[Tutor] Lists of duplicates

Thu Mar 9 08:54:22 EST 2017

On Thu, Mar 09, 2017 at 01:26:26AM +0530, Sri Kavi wrote:

> I wrote and submitted the following function:
> 
> def sublist_duplicates(lst):
>     sublists = []
>     for item in set(lst):
>         sublists.append([item] * lst.count(item))
>     return sublists
> 
> lst_of_duplicates = [1, 2, 10, 3, 4, 1, 's', 2, 3, 1, 4, 's']
> 
> print sublist_duplicates(lst_of_duplicates)
> 
> A participant told me that that'll grind into a near-halt if there are many
> different elements, for example range(1_000_000) (1 million unique values,
> so it checks the whole list (length 1 million) for the count, a million
> times, a total of 1000 billion operations…

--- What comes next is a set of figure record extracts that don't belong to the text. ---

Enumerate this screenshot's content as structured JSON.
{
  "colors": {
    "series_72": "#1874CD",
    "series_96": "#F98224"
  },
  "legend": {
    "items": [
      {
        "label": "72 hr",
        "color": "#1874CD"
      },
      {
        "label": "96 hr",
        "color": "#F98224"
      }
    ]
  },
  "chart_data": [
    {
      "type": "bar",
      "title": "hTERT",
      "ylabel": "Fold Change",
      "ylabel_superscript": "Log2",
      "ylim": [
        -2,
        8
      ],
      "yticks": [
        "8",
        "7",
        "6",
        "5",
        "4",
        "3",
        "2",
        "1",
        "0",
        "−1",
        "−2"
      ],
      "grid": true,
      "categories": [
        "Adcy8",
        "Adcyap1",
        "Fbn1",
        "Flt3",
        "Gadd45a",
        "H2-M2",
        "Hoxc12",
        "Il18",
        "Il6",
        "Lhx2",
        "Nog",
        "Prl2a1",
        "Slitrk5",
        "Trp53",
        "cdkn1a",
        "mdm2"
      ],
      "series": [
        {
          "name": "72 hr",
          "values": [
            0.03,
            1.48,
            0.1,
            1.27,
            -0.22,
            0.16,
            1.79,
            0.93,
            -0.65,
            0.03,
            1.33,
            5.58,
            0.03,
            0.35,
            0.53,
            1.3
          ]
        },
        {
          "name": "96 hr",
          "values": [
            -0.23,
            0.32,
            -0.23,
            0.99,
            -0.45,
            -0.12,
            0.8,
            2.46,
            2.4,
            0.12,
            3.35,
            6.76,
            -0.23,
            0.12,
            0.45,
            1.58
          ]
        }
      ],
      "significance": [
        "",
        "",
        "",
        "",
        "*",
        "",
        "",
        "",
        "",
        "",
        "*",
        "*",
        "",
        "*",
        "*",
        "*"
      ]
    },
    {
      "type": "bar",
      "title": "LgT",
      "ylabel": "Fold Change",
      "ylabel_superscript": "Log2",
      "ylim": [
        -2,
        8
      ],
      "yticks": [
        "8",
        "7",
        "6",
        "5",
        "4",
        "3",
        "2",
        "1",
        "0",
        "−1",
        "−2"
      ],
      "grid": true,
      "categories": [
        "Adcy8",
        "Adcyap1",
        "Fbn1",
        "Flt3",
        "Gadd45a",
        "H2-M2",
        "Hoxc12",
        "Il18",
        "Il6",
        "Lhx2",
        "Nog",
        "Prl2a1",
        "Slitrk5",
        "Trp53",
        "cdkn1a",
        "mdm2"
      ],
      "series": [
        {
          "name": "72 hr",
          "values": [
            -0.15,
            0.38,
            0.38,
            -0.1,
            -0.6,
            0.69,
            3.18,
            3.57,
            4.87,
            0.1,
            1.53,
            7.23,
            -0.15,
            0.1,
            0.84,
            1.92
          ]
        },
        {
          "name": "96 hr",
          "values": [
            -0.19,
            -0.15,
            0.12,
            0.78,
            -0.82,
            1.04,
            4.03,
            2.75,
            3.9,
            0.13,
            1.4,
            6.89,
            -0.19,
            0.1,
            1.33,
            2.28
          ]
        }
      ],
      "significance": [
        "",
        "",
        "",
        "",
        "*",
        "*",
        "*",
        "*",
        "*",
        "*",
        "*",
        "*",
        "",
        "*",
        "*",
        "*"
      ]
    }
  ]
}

Correct. lst.count(item) has to walk the entire list, counting elements. 
It does that in C code, so it is fast, but still, if there are a lot of 
elements to walk, it takes some time. Then you do it again, and again, 
and again...

For a list with N items, your sublist_duplicates function walks the 
entire list N*N times. When N is large, N**2 is even larger.

> I thought he was right. I wrote another version of the function, this time
> using collections.Counter.
> 
> from collections import Counter
> 
> def sublist_duplicates(lst):
>     counts = Counter(lst)
>     sublists = [[k] * counts[k] for k in counts]
>     return sublists
> 
> _lst = list(range(1000000))
[...]

> I found that the first version works better with a small list,

Yes, but for a small list the total time is likely to be so small that 
it doesn't really matter.

> but the
> second version outperforms the first one when it’s given a considerably big
> list of data.
> 
> 
> I’m asking for your comments on these two functions. I’m not even sure if
> this is how it should be coded.

I agree with your analysis.

-- 
Steve